Progress

One deadline has come and gone, and at least I met it. Just. Harry Heron; Into the Unknown is another step closer to publication, now it must go through another edit, then to Beta Readers, and once their comments and criticisms have been addressed, it will be ready to go. Kura Carpenter has produced the cover design, and that process can be finalised once we have the final page count. It's been a busy month one way or another, first with rewrites and new scene writing, second with a few 'non-writing' projects and dealing with the day to day things at home. Sometimes the day just runs out of hours before I run out of jobs, but at least it's all positive.
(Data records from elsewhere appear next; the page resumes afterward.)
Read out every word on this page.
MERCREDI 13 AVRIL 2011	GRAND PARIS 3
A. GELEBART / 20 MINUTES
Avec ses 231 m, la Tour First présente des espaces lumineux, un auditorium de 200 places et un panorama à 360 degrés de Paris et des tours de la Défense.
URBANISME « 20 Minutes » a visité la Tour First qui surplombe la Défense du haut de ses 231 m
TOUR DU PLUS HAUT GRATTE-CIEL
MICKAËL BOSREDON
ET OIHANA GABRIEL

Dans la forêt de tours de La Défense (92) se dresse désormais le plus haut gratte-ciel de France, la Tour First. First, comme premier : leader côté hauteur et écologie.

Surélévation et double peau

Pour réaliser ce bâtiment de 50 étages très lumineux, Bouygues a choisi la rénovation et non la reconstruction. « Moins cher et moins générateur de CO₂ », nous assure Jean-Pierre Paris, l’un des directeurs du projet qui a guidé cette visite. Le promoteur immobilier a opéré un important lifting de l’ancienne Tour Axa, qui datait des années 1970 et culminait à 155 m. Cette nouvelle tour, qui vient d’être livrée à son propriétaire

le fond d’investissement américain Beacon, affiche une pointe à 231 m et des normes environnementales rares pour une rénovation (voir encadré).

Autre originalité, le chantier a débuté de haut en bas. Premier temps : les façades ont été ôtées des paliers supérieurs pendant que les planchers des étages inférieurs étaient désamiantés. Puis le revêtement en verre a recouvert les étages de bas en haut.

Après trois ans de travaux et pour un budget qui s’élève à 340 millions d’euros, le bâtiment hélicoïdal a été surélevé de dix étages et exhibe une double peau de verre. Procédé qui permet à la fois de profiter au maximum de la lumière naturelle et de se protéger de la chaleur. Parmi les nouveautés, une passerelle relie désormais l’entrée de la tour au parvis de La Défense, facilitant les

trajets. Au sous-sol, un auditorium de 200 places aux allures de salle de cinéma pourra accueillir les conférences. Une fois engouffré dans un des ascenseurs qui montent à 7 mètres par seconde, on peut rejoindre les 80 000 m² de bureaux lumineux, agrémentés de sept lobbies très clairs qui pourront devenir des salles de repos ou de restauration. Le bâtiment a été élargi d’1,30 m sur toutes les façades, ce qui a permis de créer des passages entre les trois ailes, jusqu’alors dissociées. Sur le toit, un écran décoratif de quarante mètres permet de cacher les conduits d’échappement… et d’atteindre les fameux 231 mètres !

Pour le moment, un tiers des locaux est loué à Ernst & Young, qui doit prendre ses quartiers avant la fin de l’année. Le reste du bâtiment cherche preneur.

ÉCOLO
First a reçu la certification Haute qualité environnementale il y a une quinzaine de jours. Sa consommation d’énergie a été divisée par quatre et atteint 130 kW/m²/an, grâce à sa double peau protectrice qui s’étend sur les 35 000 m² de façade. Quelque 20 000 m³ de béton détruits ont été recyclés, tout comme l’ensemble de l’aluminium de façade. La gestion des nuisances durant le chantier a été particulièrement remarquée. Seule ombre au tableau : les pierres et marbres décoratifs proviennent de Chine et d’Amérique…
It's been quite a ride these last few months from another perspective. The world is, I think, a poorer place now Sir Terry Pratchett is gone, but just in the last month, we've also lost David Bowie and Alan Rickman among several others. When people born the same year as yourself start departing this life it makes one very conscious of your own mortality. I find myself reminded of the words of John Donne, poet, theologian and Dean of St Paul's Cathedral in the 1640s. He wrote; 'Send not to ask for whom the bell tolls, it tolls for thee.' The 'meditation' from which that comes, actually a 'homily' or short sermon, makes very interesting reading, pointing out that we are all, at some level, interconnected. Part of a greater whole than just ourselves or our immediate circles. It is from this text that the famous saying 'For whom the bell tolls' comes, and that arises from the practice, still kept in some places, of tolling a bell when there is a death in the Parish.

Tolling the bell is an ancient practice, and, in England, it was the practice to toll the 'Tenor' bell to a set pattern known as the Nine Tailors. First the bell is struck or 'tolled' nine times for a man, seven for a woman. There is then a pause, and the bell tolls out the number of years of the person's age. In the pre-industrial age anyone hearing the bell tolling would be able to work out who of his or her neighbours had died. For those who have never heard a bell 'tolled' it is a different pace to a ringing of the bell, with each stroke searated by a longer interval than is usual when the bell is rung to announce a service.

I shall hope that it will be a while before anyone 'tolls' for me!